When looking at Bible verses it is helpful to understand the difference between being worried and having an anxiety disorder.

Anxiety is an experience that is universal to us all. Whether it's taking an exam, going for a job interview, or even asking someone out, we have all felt its effects. The racing heart, quickening breaths, churning stomach, and restless legs are all familiar symptoms that accompany this feeling. Our bodies are naturally programmed to react to increasing levels of adrenaline, which provides us with the fight/flight/freeze response that we need in case of an attack.
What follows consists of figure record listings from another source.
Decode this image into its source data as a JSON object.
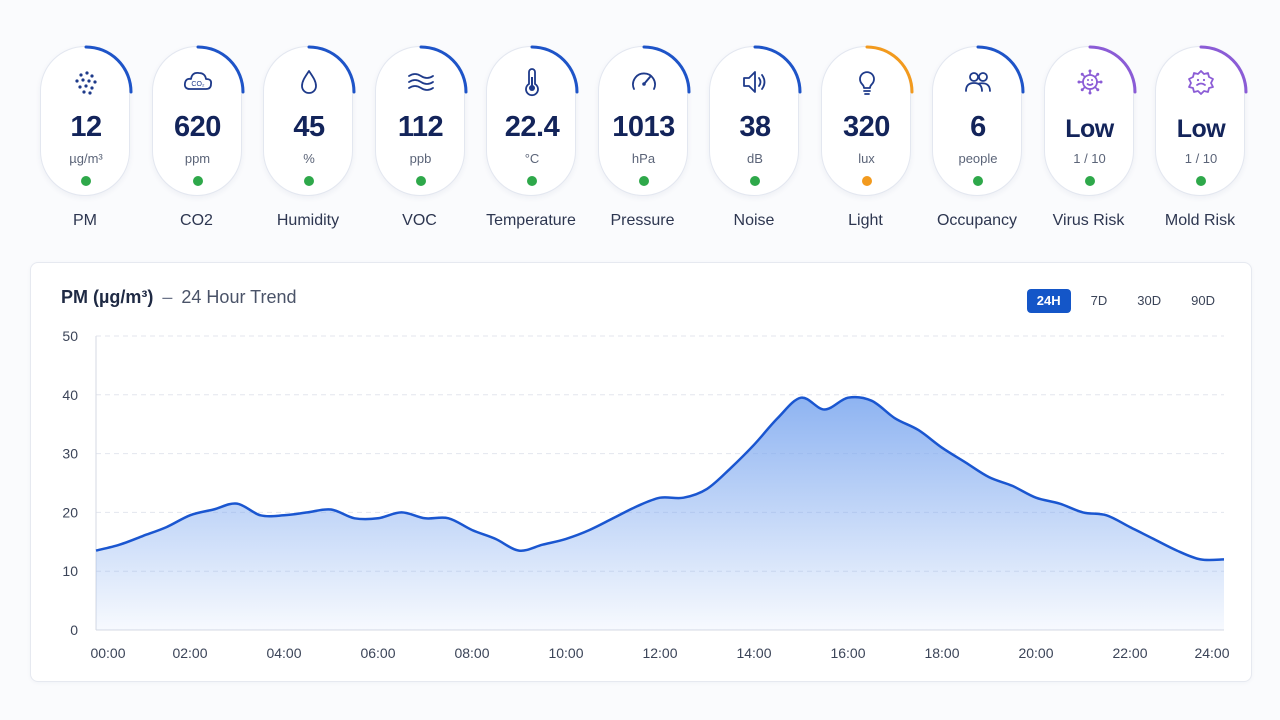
{
  "metrics": [
    {
      "key": "pm",
      "icon": "particles-icon",
      "value": "12",
      "unit": "µg/m³",
      "label": "PM",
      "status_color": "#2ea84a",
      "arc_color": "#1e54c8",
      "arc_fraction": 0.3
    },
    {
      "key": "co2",
      "icon": "co2-cloud-icon",
      "value": "620",
      "unit": "ppm",
      "label": "CO2",
      "status_color": "#2ea84a",
      "arc_color": "#1e54c8",
      "arc_fraction": 0.3
    },
    {
      "key": "humidity",
      "icon": "droplet-icon",
      "value": "45",
      "unit": "%",
      "label": "Humidity",
      "status_color": "#2ea84a",
      "arc_color": "#1e54c8",
      "arc_fraction": 0.25
    },
    {
      "key": "voc",
      "icon": "waves-icon",
      "value": "112",
      "unit": "ppb",
      "label": "VOC",
      "status_color": "#2ea84a",
      "arc_color": "#1e54c8",
      "arc_fraction": 0.28
    },
    {
      "key": "temperature",
      "icon": "thermometer-icon",
      "value": "22.4",
      "unit": "°C",
      "label": "Temperature",
      "status_color": "#2ea84a",
      "arc_color": "#1e54c8",
      "arc_fraction": 0.22
    },
    {
      "key": "pressure",
      "icon": "gauge-icon",
      "value": "1013",
      "unit": "hPa",
      "label": "Pressure",
      "status_color": "#2ea84a",
      "arc_color": "#1e54c8",
      "arc_fraction": 0.22
    },
    {
      "key": "noise",
      "icon": "speaker-icon",
      "value": "38",
      "unit": "dB",
      "label": "Noise",
      "status_color": "#2ea84a",
      "arc_color": "#1e54c8",
      "arc_fraction": 0.22
    },
    {
      "key": "light",
      "icon": "lightbulb-icon",
      "value": "320",
      "unit": "lux",
      "label": "Light",
      "status_color": "#f29a1e",
      "arc_color": "#f29a1e",
      "arc_fraction": 0.3
    },
    {
      "key": "occupancy",
      "icon": "people-icon",
      "value": "6",
      "unit": "people",
      "label": "Occupancy",
      "status_color": "#2ea84a",
      "arc_color": "#1e54c8",
      "arc_fraction": 0.22
    },
    {
      "key": "virus",
      "icon": "virus-icon",
      "value": "Low",
      "unit": "1 / 10",
      "label": "Virus Risk",
      "status_color": "#2ea84a",
      "arc_color": "#8b5cd6",
      "arc_fraction": 0.25
    },
    {
      "key": "mold",
      "icon": "mold-icon",
      "value": "Low",
      "unit": "1 / 10",
      "label": "Mold Risk",
      "status_color": "#2ea84a",
      "arc_color": "#8b5cd6",
      "arc_fraction": 0.25
    }
  ],
  "trend": {
    "title_metric": "PM (µg/m³)",
    "title_separator": "–",
    "title_period": "24 Hour Trend",
    "ranges": [
      "24H",
      "7D",
      "30D",
      "90D"
    ],
    "active_range": "24H",
    "line_color": "#1a56d0",
    "fill_color": "#7aa6ef"
  },
  "chart_data": {
    "type": "area",
    "title": "PM (µg/m³) – 24 Hour Trend",
    "xlabel": "",
    "ylabel": "",
    "ylim": [
      0,
      50
    ],
    "yticks": [
      0,
      10,
      20,
      30,
      40,
      50
    ],
    "xticks": [
      "00:00",
      "02:00",
      "04:00",
      "06:00",
      "08:00",
      "10:00",
      "12:00",
      "14:00",
      "16:00",
      "18:00",
      "20:00",
      "22:00",
      "24:00"
    ],
    "grid": true,
    "x_hours": [
      0,
      0.5,
      1,
      1.5,
      2,
      2.5,
      3,
      3.5,
      4,
      4.5,
      5,
      5.5,
      6,
      6.5,
      7,
      7.5,
      8,
      8.5,
      9,
      9.5,
      10,
      10.5,
      11,
      11.5,
      12,
      12.5,
      13,
      13.5,
      14,
      14.5,
      15,
      15.5,
      16,
      16.5,
      17,
      17.5,
      18,
      18.5,
      19,
      19.5,
      20,
      20.5,
      21,
      21.5,
      22,
      22.5,
      23,
      23.5,
      24
    ],
    "values": [
      13.5,
      14.5,
      16,
      17.5,
      19.5,
      20.5,
      21.5,
      19.5,
      19.5,
      20,
      20.5,
      19,
      19,
      20,
      19,
      19,
      17,
      15.5,
      13.5,
      14.5,
      15.5,
      17,
      19,
      21,
      22.5,
      22.5,
      24,
      27.5,
      31.5,
      36,
      39.5,
      37.5,
      39.5,
      39,
      36,
      34,
      31,
      28.5,
      26,
      24.5,
      22.5,
      21.5,
      20,
      19.5,
      17.5,
      15.5,
      13.5,
      12,
      12
    ]
  }
}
However, in modern times, the likelihood of being attacked by wild animals or experiencing violent situations has diminished significantly. Nevertheless, our built-in safety systems remain in place and can be triggered at any time when we perceive a threat. This can be advantageous as it can motivate us to prepare for an exam or make sure we are wearing our best suit.

When anxiety starts to interfere with our lives and becomes more severe and long lasting it can be called an anxiety disorder. People with anxiety disorders experience anxiety that they have little control over, they may realise that it is not proportional to the threat that they face, but are unable to be reassured about it. Anxiety can be tiring and result in a sense of isolation and loneliness.

Worrying is different. It can be alleviated through reassurance, is generally focused on a single concern, and tends to be proportionate to the situation. Once the issue is resolved, the worry fades away.

The Greek word merimnate is translated as anxiety or worry in our Bibles, this word means to be pulled apart or divided. When we worry our focus is pulled away from God onto all of the things that concern us, our minds are divided.

Ecclesiastes 2: 22 What do people get for all the toil and anxious striving with which they labour under the sun? 23 All their days their work is grief and pain; even at night their minds do not rest. This too is meaningless.

We are called not to worry but to trust God for all we need, taking our worries to Him and trusting that whatever the outcome, it will be what our loving Father wants for us.

When the Bible talks about anxiety, it is often referring to the worry that we feel about the stresses in life rather than an anxiety disorder. When we can choose our response to this worry, we should choose to trust God rather than ourselves. Anxiety should make us turn towards God but sometimes that is hard to do that when anxiety gets out of control.

1 Peter 5: 6 Humble yourselves, therefore, under God’s mighty hand, that he may lift you up in due time. 7 Cast all your anxiety on him because he cares for you.

If you have an anxiety disorder you may find that you are unable to let go of the anxious thoughts you are experiencing and give it all to God. This does not mean that you are sinning or are weak in your faith. When your brain is in an anxious state it can be impossible to choose how you react, the adrenaline takes over the rational, thinking part of the brain leaving you with the fight/flight/freeze system. Sometimes all that you can do when you are so overwhelmed is survive and get through the day. Doing relaxing things to help you bring the levels of anxiety down and talking about how you feel can help. There will be times when your brain is calmer and you can start to remind it of the goodness of God.

Psalm 94:18 When I said, “My foot is slipping,” your unfailing love, Lord, supported me. 19 When anxiety was great within me, your consolation brought me joy.

Remember when you are feeling anxious that there are better days ahead. I always take great comfort from these verses from 2 Corinthians which reassures me that anxiety is a reminder from God to not rely on our own strength but His.

2 Corinthians 8 We were under great pressure, far beyond our ability to endure, so that we despaired of life itself. 9 Indeed, we felt we had received the sentence of death. But this happened that we might not rely on ourselves but on God, who raises the dead.